Investigators want Ingmar Guandique, 21, a Salvadoran immigrant, to take a second polygraph test about the former government intern’s death. Her remains were found May 22 in Rock Creek Park, not far from the site of two attacks shortly after Levy disappeared that sent Guandique to prison for 10 years.

The source said that police want a bilingual or Spanish-speaking technician to administer the second test, to avoid the situation of the first test in which both the English-speaking technician’s questions and Guandique’s answers had to pass through an interpreter.

The source, speaking on condition of anonymity, said investigators think the language barrier might have caused “some kind of discrepancy” in the first test.

San Diego: Smallpox vaccine stock can protect all citizens

By diluting long-stored doses, the United States now has more than enough smallpox vaccine to protect everyone in case of a bioterrorist attack, a top health official said Sunday.

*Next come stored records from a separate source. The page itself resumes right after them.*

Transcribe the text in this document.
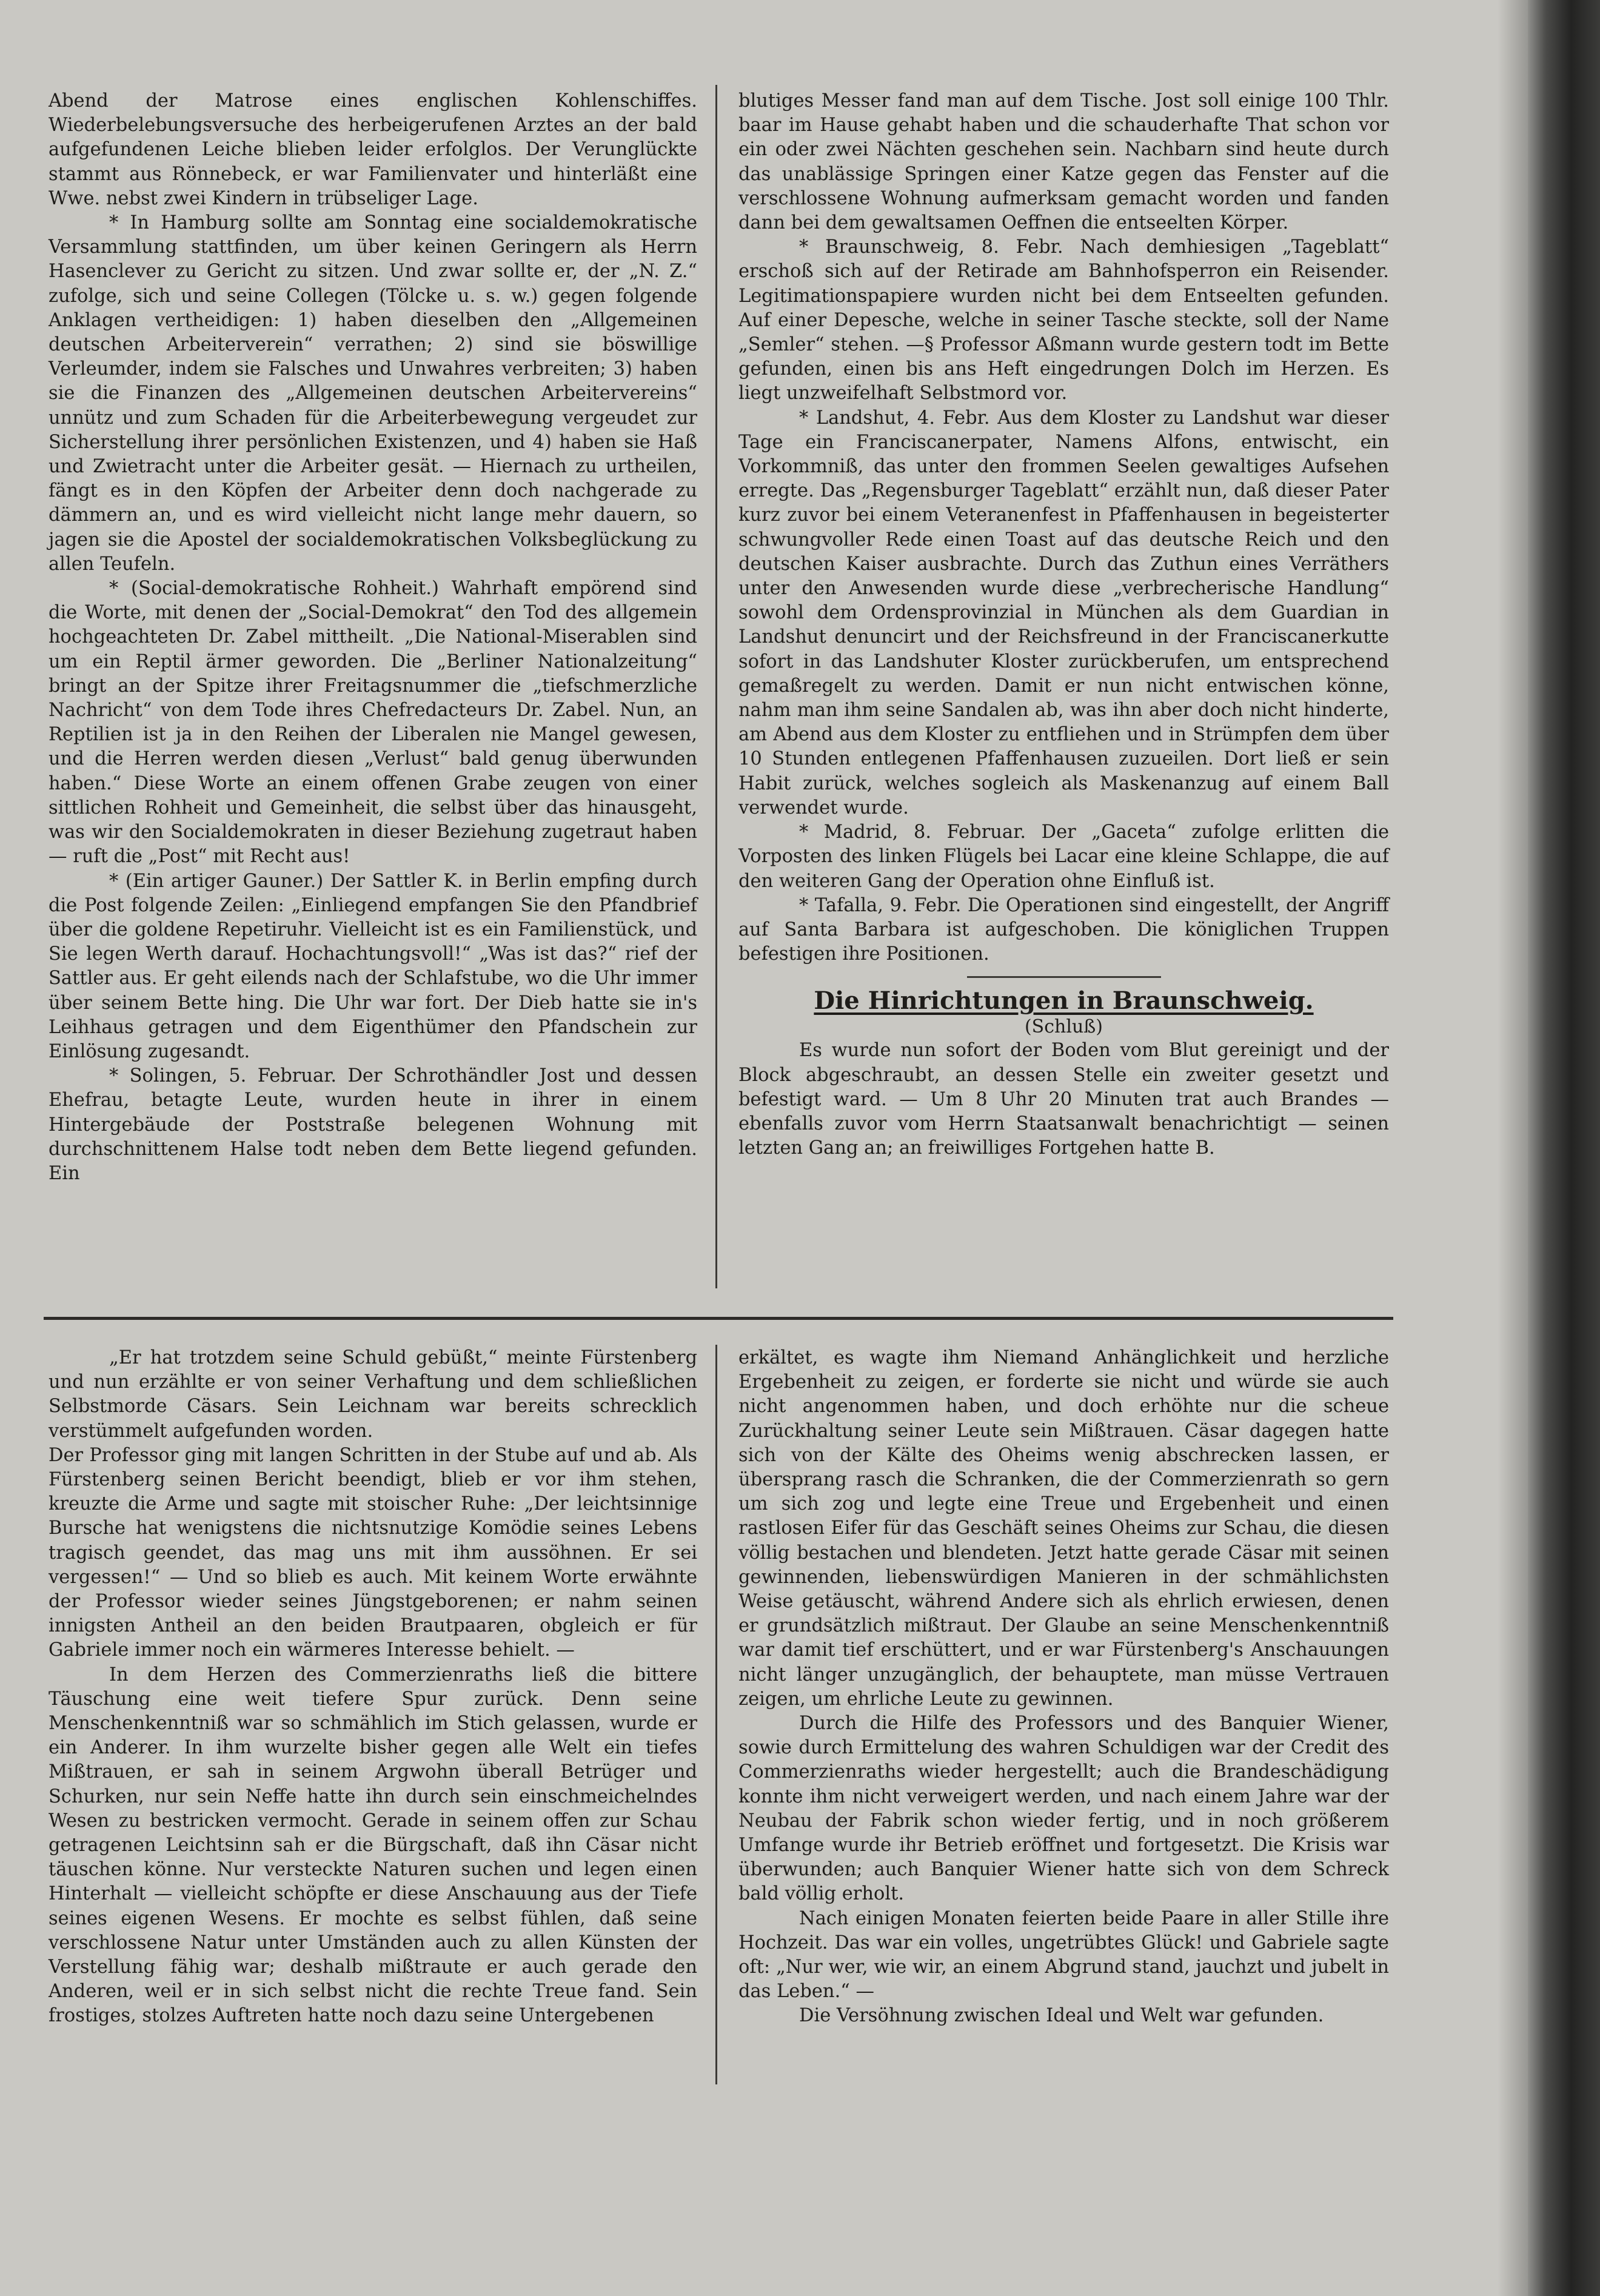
Abend der Matrose eines englischen Kohlenschiffes. Wiederbelebungsversuche des herbeigerufenen Arztes an der bald aufgefundenen Leiche blieben leider erfolglos. Der Verunglückte stammt aus Rönnebeck, er war Familienvater und hinterläßt eine Wwe. nebst zwei Kindern in trübseliger Lage.

* In Hamburg sollte am Sonntag eine socialdemokratische Versammlung stattfinden, um über keinen Geringern als Herrn Hasenclever zu Gericht zu sitzen. Und zwar sollte er, der „N. Z.“ zufolge, sich und seine Collegen (Tölcke u. s. w.) gegen folgende Anklagen vertheidigen: 1) haben dieselben den „Allgemeinen deutschen Arbeiterverein“ verrathen; 2) sind sie böswillige Verleumder, indem sie Falsches und Unwahres verbreiten; 3) haben sie die Finanzen des „Allgemeinen deutschen Arbeitervereins“ unnütz und zum Schaden für die Arbeiterbewegung vergeudet zur Sicherstellung ihrer persönlichen Existenzen, und 4) haben sie Haß und Zwietracht unter die Arbeiter gesät. — Hiernach zu urtheilen, fängt es in den Köpfen der Arbeiter denn doch nachgerade zu dämmern an, und es wird vielleicht nicht lange mehr dauern, so jagen sie die Apostel der socialdemokratischen Volksbeglückung zu allen Teufeln.

* (Social-demokratische Rohheit.) Wahrhaft empörend sind die Worte, mit denen der „Social-Demokrat“ den Tod des allgemein hochgeachteten Dr. Zabel mittheilt. „Die National-Miserablen sind um ein Reptil ärmer geworden. Die „Berliner Nationalzeitung“ bringt an der Spitze ihrer Freitagsnummer die „tiefschmerzliche Nachricht“ von dem Tode ihres Chefredacteurs Dr. Zabel. Nun, an Reptilien ist ja in den Reihen der Liberalen nie Mangel gewesen, und die Herren werden diesen „Verlust“ bald genug überwunden haben.“ Diese Worte an einem offenen Grabe zeugen von einer sittlichen Rohheit und Gemeinheit, die selbst über das hinausgeht, was wir den Socialdemokraten in dieser Beziehung zugetraut haben — ruft die „Post“ mit Recht aus!

* (Ein artiger Gauner.) Der Sattler K. in Berlin empfing durch die Post folgende Zeilen: „Einliegend empfangen Sie den Pfandbrief über die goldene Repetiruhr. Vielleicht ist es ein Familienstück, und Sie legen Werth darauf. Hochachtungsvoll!“ „Was ist das?“ rief der Sattler aus. Er geht eilends nach der Schlafstube, wo die Uhr immer über seinem Bette hing. Die Uhr war fort. Der Dieb hatte sie in's Leihhaus getragen und dem Eigenthümer den Pfandschein zur Einlösung zugesandt.

* Solingen, 5. Februar. Der Schrothändler Jost und dessen Ehefrau, betagte Leute, wurden heute in ihrer in einem Hintergebäude der Poststraße belegenen Wohnung mit durchschnittenem Halse todt neben dem Bette liegend gefunden. Ein

blutiges Messer fand man auf dem Tische. Jost soll einige 100 Thlr. baar im Hause gehabt haben und die schauderhafte That schon vor ein oder zwei Nächten geschehen sein. Nachbarn sind heute durch das unablässige Springen einer Katze gegen das Fenster auf die verschlossene Wohnung aufmerksam gemacht worden und fanden dann bei dem gewaltsamen Oeffnen die entseelten Körper.

* Braunschweig, 8. Febr. Nach demhiesigen „Tageblatt“ erschoß sich auf der Retirade am Bahnhofsperron ein Reisender. Legitimationspapiere wurden nicht bei dem Entseelten gefunden. Auf einer Depesche, welche in seiner Tasche steckte, soll der Name „Semler“ stehen. —§ Professor Aßmann wurde gestern todt im Bette gefunden, einen bis ans Heft eingedrungen Dolch im Herzen. Es liegt unzweifelhaft Selbstmord vor.

* Landshut, 4. Febr. Aus dem Kloster zu Landshut war dieser Tage ein Franciscanerpater, Namens Alfons, entwischt, ein Vorkommniß, das unter den frommen Seelen gewaltiges Aufsehen erregte. Das „Regensburger Tageblatt“ erzählt nun, daß dieser Pater kurz zuvor bei einem Veteranenfest in Pfaffenhausen in begeisterter schwungvoller Rede einen Toast auf das deutsche Reich und den deutschen Kaiser ausbrachte. Durch das Zuthun eines Verräthers unter den Anwesenden wurde diese „verbrecherische Handlung“ sowohl dem Ordensprovinzial in München als dem Guardian in Landshut denuncirt und der Reichsfreund in der Franciscanerkutte sofort in das Landshuter Kloster zurückberufen, um entsprechend gemaßregelt zu werden. Damit er nun nicht entwischen könne, nahm man ihm seine Sandalen ab, was ihn aber doch nicht hinderte, am Abend aus dem Kloster zu entfliehen und in Strümpfen dem über 10 Stunden entlegenen Pfaffenhausen zuzueilen. Dort ließ er sein Habit zurück, welches sogleich als Maskenanzug auf einem Ball verwendet wurde.

* Madrid, 8. Februar. Der „Gaceta“ zufolge erlitten die Vorposten des linken Flügels bei Lacar eine kleine Schlappe, die auf den weiteren Gang der Operation ohne Einfluß ist.

* Tafalla, 9. Febr. Die Operationen sind eingestellt, der Angriff auf Santa Barbara ist aufgeschoben. Die königlichen Truppen befestigen ihre Positionen.

Die Hinrichtungen in Braunschweig.
(Schluß)

Es wurde nun sofort der Boden vom Blut gereinigt und der Block abgeschraubt, an dessen Stelle ein zweiter gesetzt und befestigt ward. — Um 8 Uhr 20 Minuten trat auch Brandes — ebenfalls zuvor vom Herrn Staatsanwalt benachrichtigt — seinen letzten Gang an; an freiwilliges Fortgehen hatte B.

„Er hat trotzdem seine Schuld gebüßt,“ meinte Fürstenberg und nun erzählte er von seiner Verhaftung und dem schließlichen Selbstmorde Cäsars. Sein Leichnam war bereits schrecklich verstümmelt aufgefunden worden.

Der Professor ging mit langen Schritten in der Stube auf und ab. Als Fürstenberg seinen Bericht beendigt, blieb er vor ihm stehen, kreuzte die Arme und sagte mit stoischer Ruhe: „Der leichtsinnige Bursche hat wenigstens die nichtsnutzige Komödie seines Lebens tragisch geendet, das mag uns mit ihm aussöhnen. Er sei vergessen!“ — Und so blieb es auch. Mit keinem Worte erwähnte der Professor wieder seines Jüngstgeborenen; er nahm seinen innigsten Antheil an den beiden Brautpaaren, obgleich er für Gabriele immer noch ein wärmeres Interesse behielt. —

In dem Herzen des Commerzienraths ließ die bittere Täuschung eine weit tiefere Spur zurück. Denn seine Menschenkenntniß war so schmählich im Stich gelassen, wurde er ein Anderer. In ihm wurzelte bisher gegen alle Welt ein tiefes Mißtrauen, er sah in seinem Argwohn überall Betrüger und Schurken, nur sein Neffe hatte ihn durch sein einschmeichelndes Wesen zu bestricken vermocht. Gerade in seinem offen zur Schau getragenen Leichtsinn sah er die Bürgschaft, daß ihn Cäsar nicht täuschen könne. Nur versteckte Naturen suchen und legen einen Hinterhalt — vielleicht schöpfte er diese Anschauung aus der Tiefe seines eigenen Wesens. Er mochte es selbst fühlen, daß seine verschlossene Natur unter Umständen auch zu allen Künsten der Verstellung fähig war; deshalb mißtraute er auch gerade den Anderen, weil er in sich selbst nicht die rechte Treue fand. Sein frostiges, stolzes Auftreten hatte noch dazu seine Untergebenen

erkältet, es wagte ihm Niemand Anhänglichkeit und herzliche Ergebenheit zu zeigen, er forderte sie nicht und würde sie auch nicht angenommen haben, und doch erhöhte nur die scheue Zurückhaltung seiner Leute sein Mißtrauen. Cäsar dagegen hatte sich von der Kälte des Oheims wenig abschrecken lassen, er übersprang rasch die Schranken, die der Commerzienrath so gern um sich zog und legte eine Treue und Ergebenheit und einen rastlosen Eifer für das Geschäft seines Oheims zur Schau, die diesen völlig bestachen und blendeten. Jetzt hatte gerade Cäsar mit seinen gewinnenden, liebenswürdigen Manieren in der schmählichsten Weise getäuscht, während Andere sich als ehrlich erwiesen, denen er grundsätzlich mißtraut. Der Glaube an seine Menschenkenntniß war damit tief erschüttert, und er war Fürstenberg's Anschauungen nicht länger unzugänglich, der behauptete, man müsse Vertrauen zeigen, um ehrliche Leute zu gewinnen.

Durch die Hilfe des Professors und des Banquier Wiener, sowie durch Ermittelung des wahren Schuldigen war der Credit des Commerzienraths wieder hergestellt; auch die Brandeschädigung konnte ihm nicht verweigert werden, und nach einem Jahre war der Neubau der Fabrik schon wieder fertig, und in noch größerem Umfange wurde ihr Betrieb eröffnet und fortgesetzt. Die Krisis war überwunden; auch Banquier Wiener hatte sich von dem Schreck bald völlig erholt.

Nach einigen Monaten feierten beide Paare in aller Stille ihre Hochzeit. Das war ein volles, ungetrübtes Glück! und Gabriele sagte oft: „Nur wer, wie wir, an einem Abgrund stand, jauchzt und jubelt in das Leben.“ —

Die Versöhnung zwischen Ideal und Welt war gefunden.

Testing some of the 86 million doses of vaccine that came to light last March shows that they can be watered down and still offer potent protection against smallpox.

Dr. Anthony Fauci, head of the National Institute of Allergy and Infectious Diseases, said Sunday that the diluted vaccine has been tried on more than 100 volunteers to see if it still works. The results show this cache alone contains enough to vaccinate everyone in an emergency.

San Francisco: Labor truce collapses on dock workers

A frail labor peace between shipping lines and West Coast longshoreman collapsed Sunday when workers were ordered off their jobs indefinitely.

The Pacific Maritime Assn., which represents the shippers, said it would bar workers from the docks until the union agrees to extend a lapsed contract while talks toward a new agreement continue.

West Coast ports handled more than $300 billion in cargo over the past year. Continued labor unrest could cost the U.S. economy an estimated $1 billion a day.

The shutdown came less than 12 hours after longshoremen returned to the docks at the 29 major Pacific ports.

Shippers imposed a lockout Friday immediately after talks broke down. That lockout was lifted, then reimposed after the association accused the union of understaffing operations and dispatching unskilled workers.

Both sides agreed to meet this afternoon.

Illinois: Officials shoot, kill escaped Bengal tiger

A 400-pound Bengal tiger escaped from its owner’s trailer and hid in shrubbery just outside a residential neighborhood for about eight hours before police shot and killed it.

Residents of Bloomington had been warned to stay indoors Saturday morning while police and zoo experts tried to capture the tiger using tranquilizer darts.

They fired four darts but failed to hit the tiger and ended up shooting it when it tried to sneak away from the area where officers had it cornered, Bloomington Police spokesman Duane Moss said.

Police said the escaped tiger belonged to a Texas woman who was convicted in Illinois of endangering a child after the tiger bit a young girl. Mary Jeane Williams, 44, had been ordered by a judge on Thursday to remove the tiger from the state.

She has not been charged in connection with the tiger’s escape Saturday.